Opinion
11278N Index 154060/17
03-12-2020
Vladeck, Raskin & Clark, P.C., New York (Rachel L. Fried of counsel), for appellant. James E. Johnson, Corporation Counsel, New York (MacKenzie Fillow of counsel), for respondent.
Vladeck, Raskin & Clark, P.C., New York (Rachel L. Fried of counsel), for appellant.
James E. Johnson, Corporation Counsel, New York (MacKenzie Fillow of counsel), for respondent.
Friedman, J.P., Kapnick, Oing, Gonza´lez, JJ.
Order, Supreme Court, New York County (Shlomo Hagler, J.), entered April 11, 2019, which, inter alia, precluded petitioner from referring to certain unredacted documents inadvertently disclosed by respondent New York City Police Department in response to petitioner's request for documents pursuant to the Freedom of Information Law (FOIL), unanimously affirmed, without costs.

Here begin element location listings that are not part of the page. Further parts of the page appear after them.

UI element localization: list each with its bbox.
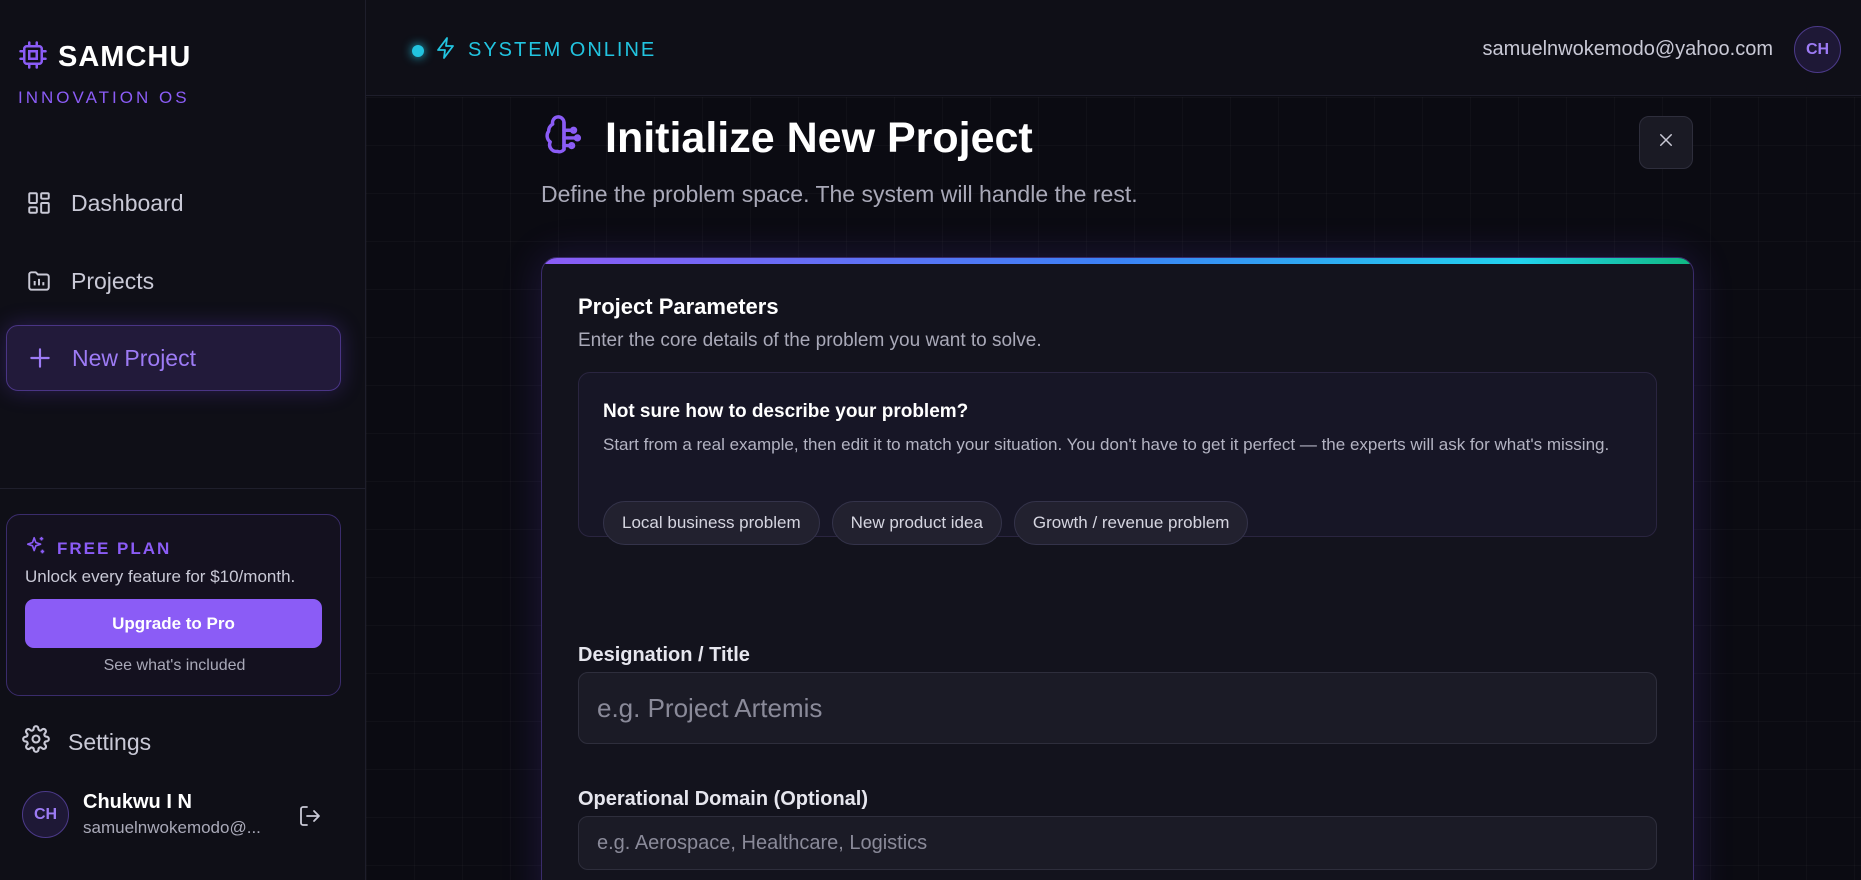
sidebar-item-label: Dashboard xyxy=(71,189,184,216)
sidebar-item-label: New Project xyxy=(72,344,196,371)
card-subtitle: Enter the core details of the problem yo… xyxy=(578,330,1042,351)
sidebar-item-settings[interactable]: Settings xyxy=(22,725,151,759)
chip-growth-revenue[interactable]: Growth / revenue problem xyxy=(1013,501,1249,545)
close-icon xyxy=(1657,131,1675,154)
page-subtitle: Define the problem space. The system wil… xyxy=(541,181,1138,207)
chip-new-product[interactable]: New product idea xyxy=(831,501,1002,545)
app-root: SAMCHU INNOVATION OS Dashboard Projects … xyxy=(0,0,1861,880)
upgrade-button[interactable]: Upgrade to Pro xyxy=(25,599,322,648)
plan-description: Unlock every feature for $10/month. xyxy=(25,567,296,586)
settings-label: Settings xyxy=(68,728,152,755)
example-chips: Local business problem New product idea … xyxy=(603,501,1249,545)
avatar[interactable]: CH xyxy=(1794,26,1841,73)
page-header: Initialize New Project xyxy=(541,113,1033,164)
close-button[interactable] xyxy=(1639,116,1693,169)
folder-icon xyxy=(25,267,53,295)
see-included-link[interactable]: See what's included xyxy=(7,657,342,675)
plan-label: FREE PLAN xyxy=(57,538,172,558)
project-parameters-card: Project Parameters Enter the core detail… xyxy=(541,257,1694,880)
logout-icon[interactable] xyxy=(298,804,322,833)
lightning-icon xyxy=(434,36,458,65)
card-title: Project Parameters xyxy=(578,294,779,319)
sidebar-item-label: Projects xyxy=(71,267,155,294)
chip-local-business[interactable]: Local business problem xyxy=(603,501,820,545)
example-help-box: Not sure how to describe your problem? S… xyxy=(578,372,1657,545)
title-input[interactable] xyxy=(578,672,1657,744)
brain-icon xyxy=(541,113,587,164)
user-profile[interactable]: CH Chukwu I N samuelnwokemodo@... xyxy=(22,791,261,838)
title-field-label: Designation / Title xyxy=(578,644,750,666)
brand-logo[interactable]: SAMCHU xyxy=(18,40,191,75)
domain-input[interactable] xyxy=(578,816,1657,870)
sidebar: SAMCHU INNOVATION OS Dashboard Projects … xyxy=(0,0,366,880)
user-email: samuelnwokemodo@... xyxy=(83,818,261,837)
sidebar-item-new-project[interactable]: New Project xyxy=(6,325,341,391)
avatar: CH xyxy=(22,791,69,838)
dashboard-icon xyxy=(25,189,53,217)
brand-subtitle: INNOVATION OS xyxy=(18,88,190,107)
sidebar-item-projects[interactable]: Projects xyxy=(6,248,341,314)
sparkles-icon xyxy=(25,535,47,562)
page-title: Initialize New Project xyxy=(605,114,1033,162)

The court did not impose an unconstitutional prior restraint by precluding petitioner from referring to the source of unredacted documents inadvertently disclosed by respondent in the course of this FOIL proceeding, which were a small portion of the thousands of pages of records respondent has disclosed in response to petitioner's FOIL request (see e.g. Laura Inger M. v. Hillside Children's Ctr. , 17 A.D.3d 293, 295–296, 794 N.Y.S.2d 36 [1st Dept. 2005] ). "[A]n order prohibiting dissemination of discovered information before trial is not the kind of classic prior restraint that requires exacting First Amendment scrutiny" ( Seattle Times Co. v. Rhinehart , 467 U.S. 20, 33, 104 S.Ct. 2199, 81 L.Ed.2d 17 [1984] ). Instead, a court may restrict a litigant's use of information obtained through litigation as long as the restriction "furthers an important or substantial governmental interest unrelated to the suppression of expression," and "the limitation of First Amendment freedoms is no greater than is necessary or essential to the protection of the particular governmental interest involved" ( id. at 32, 104 S.Ct. 2199 [internal quotation marks and brackets omitted] ). Respondent had a substantial government interest in preventing the inadvertent disclosure of records. Furthermore, the protective order was narrowly tailored in expressly allowing petitioner to disseminate any information it had gleaned from the materials at issue, and requiring respondent to provide petitioner with replacement records bearing redactions that are not challenged on the merits on the instant appeal.